Saturday, October 10, 2009

In the essay I wrote in class I discussed how it is important to engage your audience and keep them interested in what you are writing. This can be done easier when you are able to develop a personal connection with your audience. I looked at the article by Clive Thompson in which he asserts that due to technology, today’s students have become better at writing to their audience. He asserts that because of the volume of writing students now do, and the way that writing speaks directly to their audience it is closer to the “Greek tradition of argument”. Basically technology today has caused people to do much more writing, and therefore they have become better at it.
Sven Birkerts writes in his essay “The Owl Has Flown”, about the flip side of this argument. Looking at it from the perspective of the reading we do today instead of the writing we do, he states “In our culture access is not a problem, but proliferation is.
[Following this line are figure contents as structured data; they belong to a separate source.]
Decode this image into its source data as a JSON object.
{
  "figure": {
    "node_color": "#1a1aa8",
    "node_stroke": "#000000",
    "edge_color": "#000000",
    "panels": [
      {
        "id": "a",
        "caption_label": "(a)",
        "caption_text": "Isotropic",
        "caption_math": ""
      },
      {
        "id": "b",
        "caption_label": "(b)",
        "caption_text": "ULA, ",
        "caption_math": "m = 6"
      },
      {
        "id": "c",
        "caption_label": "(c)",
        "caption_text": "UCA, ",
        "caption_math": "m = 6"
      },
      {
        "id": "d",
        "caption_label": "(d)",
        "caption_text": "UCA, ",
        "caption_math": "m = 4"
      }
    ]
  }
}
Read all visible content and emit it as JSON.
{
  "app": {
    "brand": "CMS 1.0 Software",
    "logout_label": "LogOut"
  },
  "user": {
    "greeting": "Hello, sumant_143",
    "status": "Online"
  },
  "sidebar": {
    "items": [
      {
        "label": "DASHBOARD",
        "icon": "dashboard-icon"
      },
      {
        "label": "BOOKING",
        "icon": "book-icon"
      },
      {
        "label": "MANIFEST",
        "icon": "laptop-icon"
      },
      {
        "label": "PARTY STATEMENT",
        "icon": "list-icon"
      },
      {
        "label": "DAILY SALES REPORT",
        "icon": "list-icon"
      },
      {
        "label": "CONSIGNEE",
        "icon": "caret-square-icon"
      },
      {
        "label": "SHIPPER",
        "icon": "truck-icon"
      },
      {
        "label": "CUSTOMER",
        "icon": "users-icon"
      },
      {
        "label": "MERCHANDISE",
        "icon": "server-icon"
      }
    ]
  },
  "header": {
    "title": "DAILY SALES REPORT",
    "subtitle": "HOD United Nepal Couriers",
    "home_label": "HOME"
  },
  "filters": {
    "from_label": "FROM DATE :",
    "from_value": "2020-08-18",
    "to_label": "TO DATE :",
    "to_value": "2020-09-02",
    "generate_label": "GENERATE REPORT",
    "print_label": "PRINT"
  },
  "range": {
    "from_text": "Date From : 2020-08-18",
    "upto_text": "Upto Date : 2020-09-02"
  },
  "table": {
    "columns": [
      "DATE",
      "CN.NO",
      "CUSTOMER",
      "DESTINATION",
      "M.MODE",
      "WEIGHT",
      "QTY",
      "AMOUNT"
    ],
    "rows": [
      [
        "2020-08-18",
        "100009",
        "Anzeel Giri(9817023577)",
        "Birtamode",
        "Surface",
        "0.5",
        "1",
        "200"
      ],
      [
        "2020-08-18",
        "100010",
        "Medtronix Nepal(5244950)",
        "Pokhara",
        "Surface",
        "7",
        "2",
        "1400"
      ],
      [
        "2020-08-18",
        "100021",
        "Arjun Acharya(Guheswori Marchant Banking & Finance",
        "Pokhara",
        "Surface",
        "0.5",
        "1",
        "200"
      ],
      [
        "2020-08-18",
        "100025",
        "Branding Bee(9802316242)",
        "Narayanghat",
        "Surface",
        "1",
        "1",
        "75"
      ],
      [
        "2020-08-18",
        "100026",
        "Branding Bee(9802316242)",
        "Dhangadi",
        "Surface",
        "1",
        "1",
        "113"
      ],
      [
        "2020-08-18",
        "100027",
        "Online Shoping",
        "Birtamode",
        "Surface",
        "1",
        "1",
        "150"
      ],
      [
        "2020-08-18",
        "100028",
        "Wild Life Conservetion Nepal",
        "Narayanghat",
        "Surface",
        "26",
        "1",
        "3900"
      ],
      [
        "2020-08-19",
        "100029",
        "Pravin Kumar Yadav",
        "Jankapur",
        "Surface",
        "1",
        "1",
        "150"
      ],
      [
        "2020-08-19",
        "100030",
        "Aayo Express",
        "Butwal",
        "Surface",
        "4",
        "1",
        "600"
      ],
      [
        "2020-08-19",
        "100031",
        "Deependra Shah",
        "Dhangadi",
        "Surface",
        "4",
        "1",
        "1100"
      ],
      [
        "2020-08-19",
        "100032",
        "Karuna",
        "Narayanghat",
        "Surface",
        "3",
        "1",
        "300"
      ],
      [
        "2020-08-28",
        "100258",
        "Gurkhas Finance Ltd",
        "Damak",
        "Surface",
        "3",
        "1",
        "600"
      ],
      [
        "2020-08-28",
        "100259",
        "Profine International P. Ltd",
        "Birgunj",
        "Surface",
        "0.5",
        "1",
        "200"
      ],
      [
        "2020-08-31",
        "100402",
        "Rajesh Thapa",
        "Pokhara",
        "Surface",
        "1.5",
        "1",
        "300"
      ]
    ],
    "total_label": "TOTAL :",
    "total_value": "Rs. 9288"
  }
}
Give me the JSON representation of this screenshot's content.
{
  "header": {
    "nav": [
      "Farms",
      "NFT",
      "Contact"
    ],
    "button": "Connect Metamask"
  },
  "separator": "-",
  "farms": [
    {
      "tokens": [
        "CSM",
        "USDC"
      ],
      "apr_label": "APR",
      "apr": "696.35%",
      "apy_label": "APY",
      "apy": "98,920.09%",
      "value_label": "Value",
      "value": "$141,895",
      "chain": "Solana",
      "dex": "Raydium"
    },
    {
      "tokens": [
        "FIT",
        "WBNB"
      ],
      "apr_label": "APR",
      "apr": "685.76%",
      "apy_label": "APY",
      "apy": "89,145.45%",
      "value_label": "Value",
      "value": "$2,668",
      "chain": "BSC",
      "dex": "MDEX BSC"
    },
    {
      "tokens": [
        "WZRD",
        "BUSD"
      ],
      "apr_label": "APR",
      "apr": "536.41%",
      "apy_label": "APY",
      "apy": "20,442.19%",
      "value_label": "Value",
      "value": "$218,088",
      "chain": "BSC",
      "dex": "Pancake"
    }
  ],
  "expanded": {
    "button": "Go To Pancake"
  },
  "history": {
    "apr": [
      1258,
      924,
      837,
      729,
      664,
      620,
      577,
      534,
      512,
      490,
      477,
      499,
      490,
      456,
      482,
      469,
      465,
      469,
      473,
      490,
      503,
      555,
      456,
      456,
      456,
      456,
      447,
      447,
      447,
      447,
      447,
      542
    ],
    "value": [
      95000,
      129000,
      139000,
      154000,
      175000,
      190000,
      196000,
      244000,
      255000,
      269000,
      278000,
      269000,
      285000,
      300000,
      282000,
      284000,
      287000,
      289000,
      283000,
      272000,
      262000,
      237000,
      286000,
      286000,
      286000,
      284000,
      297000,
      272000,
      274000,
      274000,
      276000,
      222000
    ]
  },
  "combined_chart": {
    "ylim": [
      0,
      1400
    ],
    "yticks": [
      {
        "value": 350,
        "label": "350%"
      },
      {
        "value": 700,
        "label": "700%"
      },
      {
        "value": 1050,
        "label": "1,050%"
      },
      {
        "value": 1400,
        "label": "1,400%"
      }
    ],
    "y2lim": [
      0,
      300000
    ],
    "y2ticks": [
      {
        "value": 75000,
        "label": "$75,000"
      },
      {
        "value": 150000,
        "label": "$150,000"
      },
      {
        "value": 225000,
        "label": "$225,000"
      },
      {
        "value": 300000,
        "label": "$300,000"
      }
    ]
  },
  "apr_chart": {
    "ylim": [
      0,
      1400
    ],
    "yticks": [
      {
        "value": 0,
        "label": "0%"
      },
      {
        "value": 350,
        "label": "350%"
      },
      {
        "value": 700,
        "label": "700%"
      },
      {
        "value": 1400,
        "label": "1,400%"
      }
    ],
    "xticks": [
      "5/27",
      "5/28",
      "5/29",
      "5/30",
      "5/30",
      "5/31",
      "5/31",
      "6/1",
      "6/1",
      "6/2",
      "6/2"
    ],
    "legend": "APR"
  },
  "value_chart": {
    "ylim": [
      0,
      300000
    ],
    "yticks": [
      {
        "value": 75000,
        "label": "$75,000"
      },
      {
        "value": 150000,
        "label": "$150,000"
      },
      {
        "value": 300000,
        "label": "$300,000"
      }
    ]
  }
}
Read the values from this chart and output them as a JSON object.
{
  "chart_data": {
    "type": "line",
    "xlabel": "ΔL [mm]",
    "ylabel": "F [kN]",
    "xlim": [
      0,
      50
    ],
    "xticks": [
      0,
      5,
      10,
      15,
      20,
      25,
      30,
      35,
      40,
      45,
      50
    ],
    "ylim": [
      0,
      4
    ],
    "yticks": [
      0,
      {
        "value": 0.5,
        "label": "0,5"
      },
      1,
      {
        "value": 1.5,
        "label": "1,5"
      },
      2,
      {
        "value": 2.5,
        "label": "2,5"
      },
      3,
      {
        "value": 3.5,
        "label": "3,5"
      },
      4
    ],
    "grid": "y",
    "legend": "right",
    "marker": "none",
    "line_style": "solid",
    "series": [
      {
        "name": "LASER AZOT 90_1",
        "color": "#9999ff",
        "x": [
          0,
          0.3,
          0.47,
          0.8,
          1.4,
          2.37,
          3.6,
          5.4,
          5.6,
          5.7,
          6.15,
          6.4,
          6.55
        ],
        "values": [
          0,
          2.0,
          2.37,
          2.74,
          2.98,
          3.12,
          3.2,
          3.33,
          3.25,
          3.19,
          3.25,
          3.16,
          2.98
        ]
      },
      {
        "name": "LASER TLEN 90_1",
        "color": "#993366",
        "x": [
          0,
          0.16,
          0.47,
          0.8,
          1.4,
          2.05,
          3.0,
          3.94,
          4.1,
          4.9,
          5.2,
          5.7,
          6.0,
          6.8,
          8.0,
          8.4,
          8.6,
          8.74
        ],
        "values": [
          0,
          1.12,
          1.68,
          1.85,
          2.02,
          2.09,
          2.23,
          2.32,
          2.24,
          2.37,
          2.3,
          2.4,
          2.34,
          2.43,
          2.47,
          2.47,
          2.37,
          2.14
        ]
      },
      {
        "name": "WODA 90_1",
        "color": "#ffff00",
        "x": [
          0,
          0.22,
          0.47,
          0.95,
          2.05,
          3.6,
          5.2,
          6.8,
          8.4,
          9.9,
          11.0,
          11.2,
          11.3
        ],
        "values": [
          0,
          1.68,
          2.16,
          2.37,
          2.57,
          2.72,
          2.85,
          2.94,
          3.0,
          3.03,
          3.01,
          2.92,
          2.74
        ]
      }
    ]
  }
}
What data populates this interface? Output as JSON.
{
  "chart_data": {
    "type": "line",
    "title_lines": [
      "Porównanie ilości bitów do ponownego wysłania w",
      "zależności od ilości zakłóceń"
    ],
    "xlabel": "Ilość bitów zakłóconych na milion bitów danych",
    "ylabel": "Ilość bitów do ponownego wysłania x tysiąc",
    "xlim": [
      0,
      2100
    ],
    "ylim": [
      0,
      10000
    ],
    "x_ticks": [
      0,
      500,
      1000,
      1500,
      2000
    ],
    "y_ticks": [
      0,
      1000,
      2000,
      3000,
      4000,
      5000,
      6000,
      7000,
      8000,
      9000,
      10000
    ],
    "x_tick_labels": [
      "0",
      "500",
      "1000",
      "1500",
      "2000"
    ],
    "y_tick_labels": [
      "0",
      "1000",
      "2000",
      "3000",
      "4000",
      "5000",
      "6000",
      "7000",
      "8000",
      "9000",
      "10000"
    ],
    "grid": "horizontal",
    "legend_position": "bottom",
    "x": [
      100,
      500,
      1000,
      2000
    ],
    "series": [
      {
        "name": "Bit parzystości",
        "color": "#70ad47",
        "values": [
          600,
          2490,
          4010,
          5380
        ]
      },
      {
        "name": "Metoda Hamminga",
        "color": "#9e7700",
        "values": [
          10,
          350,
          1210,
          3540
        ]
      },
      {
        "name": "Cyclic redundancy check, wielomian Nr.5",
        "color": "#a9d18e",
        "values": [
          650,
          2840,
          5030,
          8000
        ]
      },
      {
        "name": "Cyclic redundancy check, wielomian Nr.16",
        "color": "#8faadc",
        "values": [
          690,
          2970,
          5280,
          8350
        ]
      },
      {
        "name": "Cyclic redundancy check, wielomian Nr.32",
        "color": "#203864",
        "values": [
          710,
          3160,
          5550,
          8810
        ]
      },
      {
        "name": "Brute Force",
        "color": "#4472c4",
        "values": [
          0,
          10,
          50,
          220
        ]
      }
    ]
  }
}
And the reading act is necessarily different than it was in its earliest days. Awed and intimidated by the availability of texts, faced with the all but impossible task of discriminating among them, the reader tends to move across surfaces, skimming, hastening from one site to the next without allowing the words to resonate inwardly.” (Pg. 30) In other words Birkerts believes that technology had changed the way we read, and not for the better. He says that people no longer find meaning in the things that they read because they read so much.
Birkerts essay really struck a cord with me because I am an avid reader. I have always thought of this as a good thing. Now I am seeing this in a slightly different light. I have always read for pleasure, never really looked for anything deep or enlightening. I do read my Bible, but I must admit that I don’t do it often or in the way that he describes in his essay as “ferocious reading”, which is to say intensely, developing depth within the text. I cannot say that I have found a deeper resonance within the things that I read, only that I read to fill the boredom. It is very easy to finish one book and move onto the next, and the next, and the next. Perhaps now I will pause awhile before moving on, maybe search a little longer for content before searching for pleasure. Maybe if I change the way I read, I will improve the way I write. It’s something to think about.